The bias SMEM tile is 1Γ—MMA_N loaded via cp.async (linear layout, no swizzle) and then broadcast across all M rows.

write_batched_with_tma_epilogue_load_strips​

def write_batched_with_tma_epilogue_load_strips[epi_load_swizzle: TensorMapSwizzle, num_epi_stages: Int](self, c_tiles: SMemTileArray2DRowMajor[c_type, c_smem_dim0, c_smem_dim1, num_output_stages], output_stage: OutputStage[opc], mut epilogue_pipeline: ProducerConsumerPipeline[num_epi_stages], epilogue_tiles_base: UnsafePointer[Scalar[c_type], MutAnyOrigin, address_space=AddressSpace.SHARED], epilogue_tile_elems: Int, tile_coord: Tuple[UInt32, UInt32, UInt32], c_shape: Tuple[UInt32, UInt32])
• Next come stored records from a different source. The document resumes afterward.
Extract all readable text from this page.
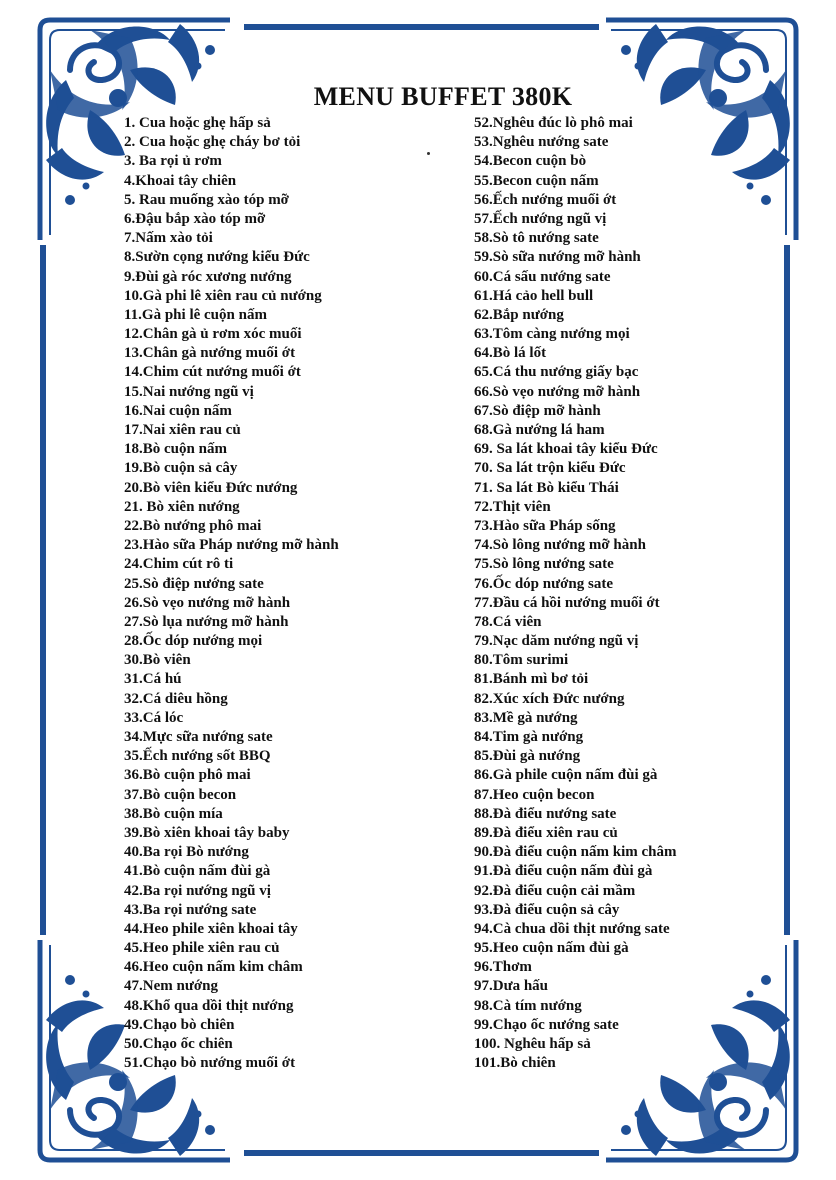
MENU BUFFET 380K
1. Cua hoặc ghẹ hấp sả
2. Cua hoặc ghẹ cháy bơ tỏi
3. Ba rọi ủ rơm
4.Khoai tây chiên
5. Rau muống xào tóp mỡ
6.Đậu bắp xào tóp mỡ
7.Nấm xào tỏi
8.Sườn cọng nướng kiểu Đức
9.Đùi gà róc xương nướng
10.Gà phi lê xiên rau củ nướng
11.Gà phi lê cuộn nấm
12.Chân gà ủ rơm xóc muối
13.Chân gà nướng muối ớt
14.Chim cút nướng muối ớt
15.Nai nướng ngũ vị
16.Nai cuộn nấm
17.Nai xiên rau củ
18.Bò cuộn nấm
19.Bò cuộn sả cây
20.Bò viên kiểu Đức nướng
21. Bò xiên nướng
22.Bò nướng phô mai
23.Hào sữa Pháp nướng mỡ hành
24.Chim cút rô ti
25.Sò điệp nướng sate
26.Sò vẹo nướng mỡ hành
27.Sò lụa nướng mỡ hành
28.Ốc dóp nướng mọi
30.Bò viên
31.Cá hú
32.Cá diêu hồng
33.Cá lóc
34.Mực sữa nướng sate
35.Ếch nướng sốt BBQ
36.Bò cuộn phô mai
37.Bò cuộn becon
38.Bò cuộn mía
39.Bò xiên khoai tây baby
40.Ba rọi Bò nướng
41.Bò cuộn nấm đùi gà
42.Ba rọi nướng ngũ vị
43.Ba rọi nướng sate
44.Heo phile xiên khoai tây
45.Heo phile xiên rau củ
46.Heo cuộn nấm kim châm
47.Nem nướng
48.Khổ qua dồi thịt nướng
49.Chạo bò chiên
50.Chạo ốc chiên
51.Chạo bò nướng muối ớt
52.Nghêu đúc lò phô mai
53.Nghêu nướng sate
54.Becon cuộn bò
55.Becon cuộn nấm
56.Ếch nướng muối ớt
57.Ếch nướng ngũ vị
58.Sò tô nướng sate
59.Sò sữa nướng mỡ hành
60.Cá sấu nướng sate
61.Há cảo hell bull
62.Bắp nướng
63.Tôm càng nướng mọi
64.Bò lá lốt
65.Cá thu nướng giấy bạc
66.Sò vẹo nướng mỡ hành
67.Sò điệp mỡ hành
68.Gà nướng lá ham
69. Sa lát khoai tây kiểu Đức
70. Sa lát trộn kiểu Đức
71. Sa lát Bò kiểu Thái
72.Thịt viên
73.Hào sữa Pháp sống
74.Sò lông nướng mỡ hành
75.Sò lông nướng sate
76.Ốc dóp nướng sate
77.Đầu cá hồi nướng muối ớt
78.Cá viên
79.Nạc dăm nướng ngũ vị
80.Tôm surimi
81.Bánh mì bơ tỏi
82.Xúc xích Đức nướng
83.Mề gà nướng
84.Tim gà nướng
85.Đùi gà nướng
86.Gà phile cuộn nấm đùi gà
87.Heo cuộn becon
88.Đà điểu nướng sate
89.Đà điểu xiên rau củ
90.Đà điểu cuộn nấm kim châm
91.Đà điểu cuộn nấm đùi gà
92.Đà điểu cuộn cải mầm
93.Đà điểu cuộn sả cây
94.Cà chua dồi thịt nướng sate
95.Heo cuộn nấm đùi gà
96.Thơm
97.Dưa hấu
98.Cà tím nướng
99.Chạo ốc nướng sate
100. Nghêu hấp sả
101.Bò chiên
Write accumulated results with BMΓ—stageN pipelined epilogue addition.

For non-AB_swapped configs. Each epilogue pipeline stage is one BMΓ—stageN tile. Producer sends tiles in stage-outer / col_wg-inner order; consumer mirrors that structure so each TMEM stage is fully processed (load β†’ add epilogue β†’ write) before advancing to the next.